When do you tell them that your mother may be ending her third marriage, your father is a recovering alcoholic and you lost your brother to a car accident?
Encourage couples to have open and honest meetings with each other
Experts suggest that encouraging an environment which fosters honesty and transparency is a good way to begin a new relationship. Being open, honest and vulnerable encourages your partner to do the same.
Mistrust triggered by dishonesty or withholding important information can damage the strong foundation most couples are trying hard to build. Introducing family challenges and struggles then comes more easy when a culture of honesty is already built into the relationship.
Couples need to have regular meetings, at least monthly and preferably bi-weekly to check in on their relationship. Asking questions like – ‘How are we doing? Is there anything you are concerned about, or we need to talk about?’, helps to foster an open dialogue about all the challenges and successes which couples experience in their relationships.
It’s never too late to start this and sometimes meeting the family is a perfect opportunity to start.
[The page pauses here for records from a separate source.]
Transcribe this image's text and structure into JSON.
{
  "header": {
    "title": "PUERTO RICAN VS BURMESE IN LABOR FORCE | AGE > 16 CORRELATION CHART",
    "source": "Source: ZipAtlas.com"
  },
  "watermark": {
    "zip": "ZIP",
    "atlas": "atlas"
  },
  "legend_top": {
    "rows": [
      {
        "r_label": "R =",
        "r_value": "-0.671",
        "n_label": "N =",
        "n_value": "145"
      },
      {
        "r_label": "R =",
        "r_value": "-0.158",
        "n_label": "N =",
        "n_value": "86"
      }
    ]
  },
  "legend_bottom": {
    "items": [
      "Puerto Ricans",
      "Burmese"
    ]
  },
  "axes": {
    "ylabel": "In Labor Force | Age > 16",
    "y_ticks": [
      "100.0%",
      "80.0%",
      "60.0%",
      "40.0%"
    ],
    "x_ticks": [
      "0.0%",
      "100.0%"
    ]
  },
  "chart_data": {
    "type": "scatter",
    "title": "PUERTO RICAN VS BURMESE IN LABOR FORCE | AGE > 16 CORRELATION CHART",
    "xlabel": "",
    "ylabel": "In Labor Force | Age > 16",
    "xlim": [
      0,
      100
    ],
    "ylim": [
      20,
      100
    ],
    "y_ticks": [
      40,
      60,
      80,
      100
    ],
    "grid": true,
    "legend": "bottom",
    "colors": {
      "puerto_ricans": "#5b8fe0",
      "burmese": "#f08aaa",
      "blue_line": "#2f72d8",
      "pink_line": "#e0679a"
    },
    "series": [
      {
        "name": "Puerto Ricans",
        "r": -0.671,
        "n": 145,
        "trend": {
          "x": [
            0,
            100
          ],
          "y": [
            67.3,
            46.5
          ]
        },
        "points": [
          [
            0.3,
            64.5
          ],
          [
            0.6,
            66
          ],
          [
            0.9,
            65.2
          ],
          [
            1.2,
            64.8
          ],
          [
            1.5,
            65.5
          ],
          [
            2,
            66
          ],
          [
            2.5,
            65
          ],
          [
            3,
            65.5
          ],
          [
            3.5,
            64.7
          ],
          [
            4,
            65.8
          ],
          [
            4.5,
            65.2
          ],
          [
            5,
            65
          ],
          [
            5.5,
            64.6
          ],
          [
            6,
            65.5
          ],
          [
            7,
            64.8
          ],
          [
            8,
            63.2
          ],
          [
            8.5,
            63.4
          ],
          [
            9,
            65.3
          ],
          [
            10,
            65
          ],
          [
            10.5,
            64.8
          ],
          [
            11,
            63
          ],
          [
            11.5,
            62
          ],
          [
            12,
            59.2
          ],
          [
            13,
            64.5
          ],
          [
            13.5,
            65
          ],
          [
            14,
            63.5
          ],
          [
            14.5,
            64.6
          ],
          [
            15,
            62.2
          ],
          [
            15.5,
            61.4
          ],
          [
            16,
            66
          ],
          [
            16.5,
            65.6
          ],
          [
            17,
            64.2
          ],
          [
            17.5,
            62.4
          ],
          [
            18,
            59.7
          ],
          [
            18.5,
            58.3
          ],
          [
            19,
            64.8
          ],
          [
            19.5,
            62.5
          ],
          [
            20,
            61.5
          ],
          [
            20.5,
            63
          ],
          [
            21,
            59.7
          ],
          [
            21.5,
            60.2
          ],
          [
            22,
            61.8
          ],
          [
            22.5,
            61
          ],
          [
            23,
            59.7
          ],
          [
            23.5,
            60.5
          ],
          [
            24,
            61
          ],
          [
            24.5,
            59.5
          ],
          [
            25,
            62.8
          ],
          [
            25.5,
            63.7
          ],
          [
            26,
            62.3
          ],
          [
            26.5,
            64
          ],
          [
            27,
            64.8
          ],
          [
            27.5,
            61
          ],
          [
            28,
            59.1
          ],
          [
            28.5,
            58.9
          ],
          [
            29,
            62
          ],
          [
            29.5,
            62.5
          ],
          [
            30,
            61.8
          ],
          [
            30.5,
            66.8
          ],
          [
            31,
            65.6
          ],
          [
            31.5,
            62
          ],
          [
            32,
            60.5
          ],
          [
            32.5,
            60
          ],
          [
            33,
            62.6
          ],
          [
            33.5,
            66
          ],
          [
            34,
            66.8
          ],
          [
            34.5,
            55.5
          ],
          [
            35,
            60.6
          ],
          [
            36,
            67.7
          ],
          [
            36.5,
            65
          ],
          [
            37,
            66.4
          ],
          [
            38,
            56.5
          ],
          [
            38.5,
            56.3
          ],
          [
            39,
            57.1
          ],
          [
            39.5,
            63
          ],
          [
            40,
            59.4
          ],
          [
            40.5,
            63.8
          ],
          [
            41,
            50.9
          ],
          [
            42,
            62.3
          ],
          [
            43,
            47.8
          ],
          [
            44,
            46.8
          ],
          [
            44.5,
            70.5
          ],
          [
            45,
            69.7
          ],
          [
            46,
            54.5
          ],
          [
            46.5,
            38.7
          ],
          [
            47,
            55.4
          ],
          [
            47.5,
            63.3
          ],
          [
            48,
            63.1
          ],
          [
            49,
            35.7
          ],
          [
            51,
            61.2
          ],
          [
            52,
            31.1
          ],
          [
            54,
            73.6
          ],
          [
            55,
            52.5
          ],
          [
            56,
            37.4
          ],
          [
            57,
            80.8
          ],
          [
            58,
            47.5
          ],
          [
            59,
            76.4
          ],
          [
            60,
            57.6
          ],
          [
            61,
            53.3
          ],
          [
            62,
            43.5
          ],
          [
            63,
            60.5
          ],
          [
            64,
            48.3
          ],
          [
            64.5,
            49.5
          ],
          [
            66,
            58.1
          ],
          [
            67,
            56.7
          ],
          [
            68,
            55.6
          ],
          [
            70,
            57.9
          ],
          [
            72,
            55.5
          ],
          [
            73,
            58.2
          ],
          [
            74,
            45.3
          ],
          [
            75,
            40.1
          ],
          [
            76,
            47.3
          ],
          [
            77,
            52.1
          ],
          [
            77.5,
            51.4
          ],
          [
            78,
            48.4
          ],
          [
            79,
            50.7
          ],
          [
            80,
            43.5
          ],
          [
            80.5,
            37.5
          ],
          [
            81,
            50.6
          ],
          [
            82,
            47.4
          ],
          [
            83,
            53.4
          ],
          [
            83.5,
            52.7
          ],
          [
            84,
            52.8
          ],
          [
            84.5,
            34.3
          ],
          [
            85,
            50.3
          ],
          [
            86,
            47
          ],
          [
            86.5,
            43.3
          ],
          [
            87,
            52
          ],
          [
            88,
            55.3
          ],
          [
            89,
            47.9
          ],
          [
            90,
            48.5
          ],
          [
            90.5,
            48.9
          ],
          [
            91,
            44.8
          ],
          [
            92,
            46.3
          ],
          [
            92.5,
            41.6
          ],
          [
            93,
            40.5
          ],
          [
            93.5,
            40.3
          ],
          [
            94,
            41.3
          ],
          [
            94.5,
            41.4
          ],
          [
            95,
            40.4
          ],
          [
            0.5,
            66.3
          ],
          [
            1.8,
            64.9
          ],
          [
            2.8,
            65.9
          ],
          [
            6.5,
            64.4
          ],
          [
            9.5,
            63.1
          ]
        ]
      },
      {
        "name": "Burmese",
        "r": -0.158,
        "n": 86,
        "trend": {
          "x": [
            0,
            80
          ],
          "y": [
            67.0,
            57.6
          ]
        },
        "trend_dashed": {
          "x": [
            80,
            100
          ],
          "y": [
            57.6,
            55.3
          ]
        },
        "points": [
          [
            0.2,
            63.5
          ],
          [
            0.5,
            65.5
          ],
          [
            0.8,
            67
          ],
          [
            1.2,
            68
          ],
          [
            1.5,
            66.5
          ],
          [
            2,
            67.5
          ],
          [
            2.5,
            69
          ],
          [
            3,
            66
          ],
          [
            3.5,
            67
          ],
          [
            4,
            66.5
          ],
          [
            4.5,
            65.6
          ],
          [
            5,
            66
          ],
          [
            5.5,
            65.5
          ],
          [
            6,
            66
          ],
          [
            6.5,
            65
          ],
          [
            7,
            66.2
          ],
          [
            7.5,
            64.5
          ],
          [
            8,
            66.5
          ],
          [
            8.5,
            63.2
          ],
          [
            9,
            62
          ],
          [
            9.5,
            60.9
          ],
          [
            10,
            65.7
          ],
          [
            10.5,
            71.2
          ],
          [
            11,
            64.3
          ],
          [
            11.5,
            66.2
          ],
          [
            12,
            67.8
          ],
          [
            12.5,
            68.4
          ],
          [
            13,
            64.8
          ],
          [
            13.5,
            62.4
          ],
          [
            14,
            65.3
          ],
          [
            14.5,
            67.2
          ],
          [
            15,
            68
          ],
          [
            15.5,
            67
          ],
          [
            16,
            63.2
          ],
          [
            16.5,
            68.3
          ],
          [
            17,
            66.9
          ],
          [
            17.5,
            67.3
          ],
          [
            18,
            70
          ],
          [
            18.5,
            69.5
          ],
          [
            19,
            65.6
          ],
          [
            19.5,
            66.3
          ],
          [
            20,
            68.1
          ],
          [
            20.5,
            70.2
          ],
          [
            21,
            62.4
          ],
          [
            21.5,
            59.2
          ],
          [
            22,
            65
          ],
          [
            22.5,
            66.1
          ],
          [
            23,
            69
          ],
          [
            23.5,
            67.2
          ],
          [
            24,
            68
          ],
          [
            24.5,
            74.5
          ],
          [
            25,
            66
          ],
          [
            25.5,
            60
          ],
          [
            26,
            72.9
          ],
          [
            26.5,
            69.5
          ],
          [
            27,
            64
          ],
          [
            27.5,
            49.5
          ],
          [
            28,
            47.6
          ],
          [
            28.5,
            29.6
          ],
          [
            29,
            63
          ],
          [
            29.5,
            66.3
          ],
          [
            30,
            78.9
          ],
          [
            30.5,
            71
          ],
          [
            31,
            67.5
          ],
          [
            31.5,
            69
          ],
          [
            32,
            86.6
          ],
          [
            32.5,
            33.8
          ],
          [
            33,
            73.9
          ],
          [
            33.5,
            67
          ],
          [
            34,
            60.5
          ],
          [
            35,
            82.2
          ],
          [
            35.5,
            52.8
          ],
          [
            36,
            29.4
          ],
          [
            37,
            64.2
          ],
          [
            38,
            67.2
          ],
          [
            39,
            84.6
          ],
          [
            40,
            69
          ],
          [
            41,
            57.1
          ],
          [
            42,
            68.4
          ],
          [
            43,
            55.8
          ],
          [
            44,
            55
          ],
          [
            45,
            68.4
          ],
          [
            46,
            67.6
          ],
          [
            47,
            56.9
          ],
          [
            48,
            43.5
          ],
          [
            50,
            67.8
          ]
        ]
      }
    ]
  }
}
Below are tips to help open that conversation –
1. Inform your partner before introducing him/her to your family
If you are about to introduce your partner to your family, let them know your plans and share more with them about your family to prepare them and help them feel more comfortable.
Either scheduling a time to talk or naturally introducing this when it feels comfortable are great approaches.
Do this at least a few days ahead of time so that your partner has time to think about it and ask questions at a later date.
2. Be direct and honest
Be direct and honest, do not sugar coat things because your partner might learn to not trust you.
This outcome is much more destructive than what you might be concerned about to begin with.
3. Expect empathy, else stay away
Remember that many people have experienced family losses, alcoholism, divorces and the like. A good partner will always understand this and be empathic and encouraging towards you.
But, if they fail to empathize with your pain, then this a warning bell for you about them and your chances of having a healthy long lasting relationship with them.
4. Never misrepresent yourself
Misrepresenting yourself is one of the worst things you can do in a relationship, especially early on.
Partners feel duped, misled, and angry which eventually sets the relationship up to be a troublesome right from the beginning.
Know who you are and where you have come from. This is exactly who you want to be in the relationship.
5. Get help
If there are things about yourself that embarrasses you or give you reasons to be ashamed of, getting help under such circumstance is the most courageous thing you can do.
This is for sure will benefit you more than being dishonest in a relationship.